Consistent with previous studies (e.g. Fisher et al., 2006; A. Holbrook, Cho, & Johnson, 2006; Knäuper et al., 1997; Krestar et al., 2012; Schwarz & Knäuper, 2005), we found that item nonresponse increases with question length, ascending question order and in case questions were preceded by filters. Interestingly, item nonresponse decreases when more words are used to describe the answer categories. These effects interact with the respondents’ progress of cognitive decline. The influence of question length and question order is slightly higher in elderly with more severe cognitive impairment.
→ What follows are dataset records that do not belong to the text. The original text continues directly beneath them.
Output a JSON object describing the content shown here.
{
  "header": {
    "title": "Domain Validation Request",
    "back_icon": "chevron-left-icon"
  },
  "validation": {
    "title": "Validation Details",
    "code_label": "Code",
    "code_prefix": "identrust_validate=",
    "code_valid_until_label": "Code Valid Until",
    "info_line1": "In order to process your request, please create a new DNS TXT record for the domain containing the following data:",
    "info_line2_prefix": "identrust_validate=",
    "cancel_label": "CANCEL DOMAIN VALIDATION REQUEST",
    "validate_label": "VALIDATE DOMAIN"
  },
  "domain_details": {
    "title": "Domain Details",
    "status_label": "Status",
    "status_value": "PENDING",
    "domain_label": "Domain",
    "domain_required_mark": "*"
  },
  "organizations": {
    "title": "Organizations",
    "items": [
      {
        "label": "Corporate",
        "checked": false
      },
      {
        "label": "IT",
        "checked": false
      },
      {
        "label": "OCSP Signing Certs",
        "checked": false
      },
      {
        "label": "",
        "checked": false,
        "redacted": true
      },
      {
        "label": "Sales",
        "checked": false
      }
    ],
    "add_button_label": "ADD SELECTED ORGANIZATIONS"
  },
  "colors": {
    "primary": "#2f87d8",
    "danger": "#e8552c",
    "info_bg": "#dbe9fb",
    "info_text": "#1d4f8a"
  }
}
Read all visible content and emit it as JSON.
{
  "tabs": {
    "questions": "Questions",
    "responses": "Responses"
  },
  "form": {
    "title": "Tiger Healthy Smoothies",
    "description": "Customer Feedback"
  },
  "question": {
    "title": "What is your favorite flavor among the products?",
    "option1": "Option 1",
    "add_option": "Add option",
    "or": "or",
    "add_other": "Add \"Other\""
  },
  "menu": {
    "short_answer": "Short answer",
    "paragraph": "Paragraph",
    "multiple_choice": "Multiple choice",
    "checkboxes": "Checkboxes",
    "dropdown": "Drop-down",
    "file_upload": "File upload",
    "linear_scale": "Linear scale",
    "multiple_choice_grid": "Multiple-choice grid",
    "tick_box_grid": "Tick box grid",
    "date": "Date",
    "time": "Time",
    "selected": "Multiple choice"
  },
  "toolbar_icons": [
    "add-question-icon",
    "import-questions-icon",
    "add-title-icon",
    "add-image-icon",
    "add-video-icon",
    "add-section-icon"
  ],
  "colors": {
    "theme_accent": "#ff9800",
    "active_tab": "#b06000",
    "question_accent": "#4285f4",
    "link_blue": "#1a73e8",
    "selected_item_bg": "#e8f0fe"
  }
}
Longer questions are more complex and require greater working memory capacities—abilities which are frequently reduced in residents with moderate impairment.  However, they are likely to be even less well performed in the course of the interview. We propose a similar explanation for the effect that less item nonresponse is observed the more words are used per answer category. It seems to be easier to map ones answer into given categories if answer options are more differentiated. With more advanced cognitive impairment, the question purpose and context information may be less available due to declines in short-term memory. A higher ratio of words to answer categories may serve as anchoring source of information if the question is difficult to comprehend or not totally clear. Declines in short-term and working memory may explain that preceding filters increase item nonresponse propensity only in those with no or mild impairments in cognitive functioning. Information and context originating from the initial filter questions may be recalled worse due to cognitive impairment. Hence, less information has to be searched mentally, complex cognitive matching processes are lacking and retrieval and judgment is rendered less erroneous.

Some limitations have to be acknowledged. Referring to the item-level regression models comprising only moderate sample sizes, even low to moderate multicollinearity may lead to upscaled standardised coefficients in the adjusted models. Although the coefficients predict the same nature of effects, they are higher in multivariate modelling. The sensitivity of effects may not only be a statistical issue but represent the complex interactions taking place between different item characteristics and cognitive response processes.

To conclude, our study findings suggest that higher risks for item nonresponse originate from respondents’ cognitive decline and age-related impairment.  Besides respondent characteristics the manifestation of the respondent-interviewer familiarity and item characteristics influence the complexity of the question-answer process and affect the propensity of item nonresponse.